Однажды меня — я выходил из библиотеки — робко окликнула некая женщина, в полутьме не разберешь, кто такая. Остановился. Она подошла. Фонарь неподалеку светил, женщине по виду лет тридцать пять, портфель, грубоватая юбка, какой то жакет, прически никакой. Сказала не без смущения: ей нужен мужчина, она истосковалась, всю войну без них, а занимает такой пост в городе, что спутайся с кем нибудь — пересуды пойдут волнами. А врач — настаивает, все странности ее психики — от женского одиночества, уже и мужеподобные черты в облике появились… Глаза — умоляющие, страдающие, насмехающиеся над собой, и плечи вздрагивающие. Так стало жалко ее! А была суббота, ей некуда спешить, мне тоже, я сутками позже, на своем диване, воздал хвалу себе за верно выбранный стиль поведения и одежды. Скромный чистый парнишка, не таящий зла на людей и власть, к такому милиционер не прицепится, такому доверится советская служащая.

Чех однажды высмеял Алешины рассуждения о воле, свободе, осознанной необходимости. Чех привел в пример вековую загадку, трагедию буриданова осла, подыхающего с голоду при достатке пищи. Осел страдал свободой выбора. Перед ним — две связки сена (два одинаковых диска к автомату?!), осел умирает, поскольку не может отдать предпочтения ни одной связке, ибо мучительно гадает: какая связка лучше? Вырвешь клочок из правой — совершишь ошибку, в левой то сена уже больше! Потянешься к левой — связки уравняются, вновь провоцируя проблему. Здесь, уверял Чех, загадка мироздания, и никто не решается приступать к ней.
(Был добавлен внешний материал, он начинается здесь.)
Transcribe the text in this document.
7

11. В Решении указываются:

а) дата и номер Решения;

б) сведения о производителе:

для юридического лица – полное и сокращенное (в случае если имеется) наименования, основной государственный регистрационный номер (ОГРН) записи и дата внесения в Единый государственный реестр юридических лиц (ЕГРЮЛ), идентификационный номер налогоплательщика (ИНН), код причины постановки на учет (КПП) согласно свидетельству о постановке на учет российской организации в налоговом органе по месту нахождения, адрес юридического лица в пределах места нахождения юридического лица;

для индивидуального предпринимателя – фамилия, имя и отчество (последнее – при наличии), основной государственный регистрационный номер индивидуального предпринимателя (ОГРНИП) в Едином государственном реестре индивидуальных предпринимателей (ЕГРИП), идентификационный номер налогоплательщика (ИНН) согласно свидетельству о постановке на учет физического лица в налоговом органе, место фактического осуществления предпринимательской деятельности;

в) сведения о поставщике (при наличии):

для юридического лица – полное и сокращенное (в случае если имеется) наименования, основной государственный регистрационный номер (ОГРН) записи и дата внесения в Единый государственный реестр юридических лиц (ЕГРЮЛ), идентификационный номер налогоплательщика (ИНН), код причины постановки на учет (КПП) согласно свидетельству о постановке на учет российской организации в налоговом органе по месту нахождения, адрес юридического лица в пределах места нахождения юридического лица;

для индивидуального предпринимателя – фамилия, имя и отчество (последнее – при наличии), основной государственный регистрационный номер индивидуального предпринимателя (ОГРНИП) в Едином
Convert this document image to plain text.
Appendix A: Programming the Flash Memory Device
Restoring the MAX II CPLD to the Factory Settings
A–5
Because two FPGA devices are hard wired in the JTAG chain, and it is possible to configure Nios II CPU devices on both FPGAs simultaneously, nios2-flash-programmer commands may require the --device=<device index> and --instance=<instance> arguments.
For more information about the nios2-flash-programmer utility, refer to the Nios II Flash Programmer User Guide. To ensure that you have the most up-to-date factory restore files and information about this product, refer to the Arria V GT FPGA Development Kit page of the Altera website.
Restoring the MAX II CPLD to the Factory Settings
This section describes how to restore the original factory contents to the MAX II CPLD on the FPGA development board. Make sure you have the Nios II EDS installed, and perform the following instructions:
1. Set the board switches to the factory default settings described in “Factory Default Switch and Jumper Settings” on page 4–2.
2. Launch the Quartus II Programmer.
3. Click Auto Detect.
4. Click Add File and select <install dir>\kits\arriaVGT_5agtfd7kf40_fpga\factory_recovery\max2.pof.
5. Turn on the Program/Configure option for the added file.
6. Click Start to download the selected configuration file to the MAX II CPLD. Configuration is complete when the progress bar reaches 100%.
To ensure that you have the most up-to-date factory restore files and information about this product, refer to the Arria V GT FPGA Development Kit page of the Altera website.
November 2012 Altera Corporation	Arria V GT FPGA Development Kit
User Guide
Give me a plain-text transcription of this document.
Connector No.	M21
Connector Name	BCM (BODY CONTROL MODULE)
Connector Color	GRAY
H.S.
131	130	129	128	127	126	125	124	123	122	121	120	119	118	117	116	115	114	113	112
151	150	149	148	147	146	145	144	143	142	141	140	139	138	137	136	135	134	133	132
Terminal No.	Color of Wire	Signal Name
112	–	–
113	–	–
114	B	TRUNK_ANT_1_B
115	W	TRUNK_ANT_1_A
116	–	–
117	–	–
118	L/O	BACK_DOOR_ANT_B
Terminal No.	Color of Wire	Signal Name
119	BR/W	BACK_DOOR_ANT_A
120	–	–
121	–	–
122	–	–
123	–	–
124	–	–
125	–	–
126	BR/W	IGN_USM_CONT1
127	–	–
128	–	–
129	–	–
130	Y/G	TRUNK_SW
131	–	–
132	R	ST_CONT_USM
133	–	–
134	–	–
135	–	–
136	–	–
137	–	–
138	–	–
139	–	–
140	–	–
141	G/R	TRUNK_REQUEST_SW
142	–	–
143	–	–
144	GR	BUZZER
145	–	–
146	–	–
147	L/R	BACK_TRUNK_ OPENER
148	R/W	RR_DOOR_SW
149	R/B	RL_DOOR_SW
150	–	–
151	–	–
Свобода — это прежде всего возможность выбора, и никакой свободы нет, потому что любой выбор — бессмыслица, и если одна охапка сена больше отвергнутой, это уже следствие чего то или кого то, внешней силы…

Люди живут просто так! И я живу как придется. Почему то не стал музыкантом, архитектором, писателем, строителем, шофером. Мой жизненный путь предопределен. Двадцать один год уже, а все один одинешенек, уж не жениться ли на какой либо студентке, тем самым привязав судьбу свою к рулю, которым правит пока еще незнакомая девушка?

Как жить? Что делать?.. Ни у кого спрашивать не надо, в этом было что то сладостное.

До апреля 1948 года жил я так безвольно, безропотно, тихо, — я жил читающе. Надо бы употребить слово «рефлексия», но я так и не понял до сих пор, что оно означает. И не терял надежды, что однажды во мне возникнет строчка, удивительная по простоте и ясности, к ней не может не подцепиться такая же — и потечет сказовый речитатив. Наверное, я постарел, потому что все чаще вспоминалось детство; я находил много несуразностей в сталинградской жизни и начинал подозревать: не от болезни умер отец и не по своей воле мать подалась в Грузию.